Die Niederschlagung des Putschversuchs hat die Zahl der Anhänger des türkischen Präsidenten – des Reis, wie er in der Bewegung genannt wird – weiter wachsen lassen. Das knüppelbewehrte Vorgehen gegen den Weihnachtsmann auf dem Dach ist zwar ein absurdes Schauspiel, passt aber zu den Phantasien, die in diesem Umfeld blühen. Das symbolische Erhängen von Fethullah-Gülen-Puppen auf Versammlungen gehört ebenso dazu wie die Verhöhnung der Feinde durch den Präsidenten. Dekrete aus dem Präsidentenpalast geben die Richtung vor. Von manchen erfährt die Bevölkerung erst durch die parlamentarischen Einsprüche der Opposition.

 

Wie in Guantánamo

 

So monierte die Fraktion der Republikanischen Volkspartei (CHP) am 26. Dezember, dass künftig mutmaßliche Straftäter aus dem Umfeld der Putschisten im Gefängnis beigefarbene Overalls, mutmaßliche Mitglieder anderer »Terrororganisationen« graue tragen sollten. Diese Uniformierung wurde zunächst auf Agitationsveranstaltungen der islamisch-konservativen Bewegung nach der Niederschlagung des Putschversuchs 2016 propagiert. Auf diesen hatten Aktivisten orangefarbene Overalls, wie sie die Gefangenen in Guantánamo tragen mussten, als Einheitskleidung für Putschisten gefordert – sowie deren Hinrichtung in solcher Kleidung. Ganz abgesehen von den erheblichen Kosten, die der Staatskasse im Fall der Neueinkleidung Tausender politischer Gefangener drohen, ist diese bislang noch nicht eingeführte Uniformierung von Häftlingen sicherlich deren geringstes Problem.

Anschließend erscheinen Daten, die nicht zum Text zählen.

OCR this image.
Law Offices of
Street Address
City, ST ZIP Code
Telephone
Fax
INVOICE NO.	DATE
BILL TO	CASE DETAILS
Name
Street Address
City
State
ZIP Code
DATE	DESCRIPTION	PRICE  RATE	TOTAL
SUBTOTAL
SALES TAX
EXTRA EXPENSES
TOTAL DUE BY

Die Polizei wurde autorisiert, bis zu 7000 Privatpersonen als Aufpasser in Stadtvierteln und auf Märkten einzusetzen.

Der türkische Dienst der BBC veröffentlichte Ende Dezember eine Liste der bislang erlassenen 18 Dekrete. Demzufolge wurden 28 284 Beamte und ­Angestellte des Staats entlassen, 1554 von ihnen haben ihre Stellen zurück­erhalten. Die Entlassenen verloren ihre berufliche Absicherung, viele ihre Dienstwohnung, und wurden lebenslang aus dem Staatsdienst ausgeschlossen. Hunderte Publikationsorgane, Stiftungen, Vereine und Privat­schulen wurden geschlossen. Dekrete müssen wegen ihres besonderen rechtlichen Charakters nicht detailliert begründet werden, was der Willkür Tür und Tor öffnet. So kann mittlerweile Staatsbürgern, gegen die ermittelt wird und die innerhalb von drei Monaten nicht von Auslandsaufenthalten zurückkehren, die Staatsbürgerschaft entzogen werden. Die Befugnisse der Militärbefehlshaber wurden begrenzt, die des Verteidigungsministeriums ­erweitert. Zukünftig dürfen auch Grundschulabgänger Berufssoldaten werden. Die Polizei wurde autorisiert, bis zu 7000 Privatpersonen als Aufpasser in Stadtvierteln und auf Märkten einzusetzen. Bislang sind diese Wächter noch nicht im Dienst, Oppositionelle befürchten jedoch, dass sich semioffizielle Moralapostel im zivilen Leben etablieren könnten. Solche Wächter in Stadtvierteln gab es bereits nach dem Militärputsch von 1980, sie sind also nichts völlig Neues, doch Erdoğans Dekret­praxis lässt Schlimmeres als damals befürchten.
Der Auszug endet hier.